November 7, 2009
Should You Protect Your Credit Cards With Ppi
Payment protection insurance, aha. Is it that safe and soundly secure?
Credit card protection insurance or credit cards ppi, as you can call it, is a very recent phenomenon. It has been designed to enable you to maintain repayments. It also helps you avoid getting into debts, in case you are not able to pay back your liabilities due to some unforeseen incidents like sickness, accidents and unemployment. In today's life with credit cards being such a popular and widely used mode of payment, if you by any chance fail to make repayments on time or you miss out on your repayments, due to any reason, you are bound face serious troubles. This is where payment protection insurance can be of help.
Policies of credit card payment protection insurance, makes your credit card repayments incase you fall ill or you lose your job. The payment protection insurance policies are mainly available to protect, the various types credit you have. It can be personal loans, it can be mortgages and it can also be credit card repayments. They basically cover up all your credit repayments. Remember that generally cover is bought while finance arrangements are made. Any how, you can get the cover at some date later to your purchase. You can also take it as a stand-alone policy.
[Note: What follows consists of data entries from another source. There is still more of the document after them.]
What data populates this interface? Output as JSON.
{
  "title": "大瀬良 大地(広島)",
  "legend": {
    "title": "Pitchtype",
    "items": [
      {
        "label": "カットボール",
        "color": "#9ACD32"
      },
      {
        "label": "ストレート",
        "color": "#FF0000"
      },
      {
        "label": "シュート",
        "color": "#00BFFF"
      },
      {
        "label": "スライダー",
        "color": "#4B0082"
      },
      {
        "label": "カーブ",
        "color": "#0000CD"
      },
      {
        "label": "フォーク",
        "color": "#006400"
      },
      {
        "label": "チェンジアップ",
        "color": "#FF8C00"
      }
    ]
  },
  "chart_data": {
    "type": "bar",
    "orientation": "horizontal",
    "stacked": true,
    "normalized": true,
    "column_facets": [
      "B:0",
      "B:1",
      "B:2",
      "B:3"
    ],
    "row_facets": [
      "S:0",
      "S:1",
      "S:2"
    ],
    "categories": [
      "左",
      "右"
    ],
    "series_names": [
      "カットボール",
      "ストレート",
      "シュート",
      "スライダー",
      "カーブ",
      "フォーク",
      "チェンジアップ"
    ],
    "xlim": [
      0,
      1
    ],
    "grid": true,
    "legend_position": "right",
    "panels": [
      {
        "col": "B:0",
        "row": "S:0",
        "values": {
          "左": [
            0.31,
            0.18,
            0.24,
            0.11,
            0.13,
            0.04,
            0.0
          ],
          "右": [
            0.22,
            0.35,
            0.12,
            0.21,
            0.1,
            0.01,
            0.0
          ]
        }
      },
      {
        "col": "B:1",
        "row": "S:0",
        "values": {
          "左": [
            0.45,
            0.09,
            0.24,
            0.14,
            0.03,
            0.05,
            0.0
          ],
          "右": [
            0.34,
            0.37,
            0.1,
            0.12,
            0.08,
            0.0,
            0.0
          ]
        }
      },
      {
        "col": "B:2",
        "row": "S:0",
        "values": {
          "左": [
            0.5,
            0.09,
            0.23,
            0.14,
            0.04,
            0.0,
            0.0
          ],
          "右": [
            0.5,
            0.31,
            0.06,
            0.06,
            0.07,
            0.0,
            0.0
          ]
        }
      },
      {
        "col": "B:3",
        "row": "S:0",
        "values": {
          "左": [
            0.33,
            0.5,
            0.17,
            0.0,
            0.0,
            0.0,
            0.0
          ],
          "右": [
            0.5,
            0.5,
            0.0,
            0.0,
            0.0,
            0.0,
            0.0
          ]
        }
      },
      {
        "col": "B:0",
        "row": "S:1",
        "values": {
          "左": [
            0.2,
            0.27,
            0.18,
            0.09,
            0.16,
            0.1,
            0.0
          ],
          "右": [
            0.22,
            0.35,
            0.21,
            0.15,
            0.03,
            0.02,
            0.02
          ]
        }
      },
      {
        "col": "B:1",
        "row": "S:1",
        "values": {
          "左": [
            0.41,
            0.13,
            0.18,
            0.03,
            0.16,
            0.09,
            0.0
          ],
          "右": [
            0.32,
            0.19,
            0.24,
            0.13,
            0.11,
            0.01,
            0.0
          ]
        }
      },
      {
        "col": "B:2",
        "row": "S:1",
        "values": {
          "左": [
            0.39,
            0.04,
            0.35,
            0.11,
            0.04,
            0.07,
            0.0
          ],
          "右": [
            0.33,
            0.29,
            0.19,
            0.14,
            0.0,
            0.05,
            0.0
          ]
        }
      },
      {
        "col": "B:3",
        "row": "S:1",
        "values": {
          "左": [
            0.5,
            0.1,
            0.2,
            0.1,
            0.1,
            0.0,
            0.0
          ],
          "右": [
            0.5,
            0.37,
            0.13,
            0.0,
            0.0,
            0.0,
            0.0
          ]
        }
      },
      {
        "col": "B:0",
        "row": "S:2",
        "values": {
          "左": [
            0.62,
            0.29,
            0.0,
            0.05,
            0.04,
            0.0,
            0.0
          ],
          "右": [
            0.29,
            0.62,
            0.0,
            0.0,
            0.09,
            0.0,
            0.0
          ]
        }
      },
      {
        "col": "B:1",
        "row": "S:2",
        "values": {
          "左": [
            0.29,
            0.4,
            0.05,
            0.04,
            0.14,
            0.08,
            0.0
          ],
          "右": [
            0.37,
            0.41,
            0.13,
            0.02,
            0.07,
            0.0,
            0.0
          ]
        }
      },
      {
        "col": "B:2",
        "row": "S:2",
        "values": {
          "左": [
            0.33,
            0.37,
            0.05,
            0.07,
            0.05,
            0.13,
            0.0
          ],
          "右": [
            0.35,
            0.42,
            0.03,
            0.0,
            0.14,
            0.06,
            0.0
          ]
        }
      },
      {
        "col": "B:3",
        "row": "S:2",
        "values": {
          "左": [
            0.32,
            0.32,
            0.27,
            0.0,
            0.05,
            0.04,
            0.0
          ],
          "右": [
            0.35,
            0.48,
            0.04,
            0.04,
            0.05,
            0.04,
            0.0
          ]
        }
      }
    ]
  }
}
The payment protection cover is not difficult to purchase. This is so, because there are only a few eligibility criteria that need to be fulfilled to apply for credit card protection insurance, which is also known as credit cards ppi. The basic requirements are that you need to be within the age of 18 to 65 years. Your age can be higher than 65 years, under selected circumstances. You also need to be employed for a minimum of 16 hours a week or on a long term basis. You are also eligible if you have been self employed for a period of time.
The payment protection policies are a very significant aspect, as far as your credit protections are concerned. They are planned in a way, to enable you to fulfill your financial liabilities, in case of conditions mentioned before, that is accident, sickness and unemployment. These are conditions that are bound to result in financial hardships. And this is because of the chances of income reduction, under such circumstances. Reduction in income, as a result can make it difficult for you to pay your liabilities on loans, credit cards and mortgages.
But yes, do remember that there are certain cases that you should exclude while going for payment protection insurance. These kinds of policies do not take into account unemployment that occurs in between an initial period of time just after the policy is purchased. It also does not consider the claims that arise out of medical conditions that exist from a time before purchasing the policy. As a matter of fact, there are quite a few loop holes that are present in most of the offerings. So when you are opting for credit card protection insurance, a credit card ppi that is, make sure you have read and understood all terms and conditions.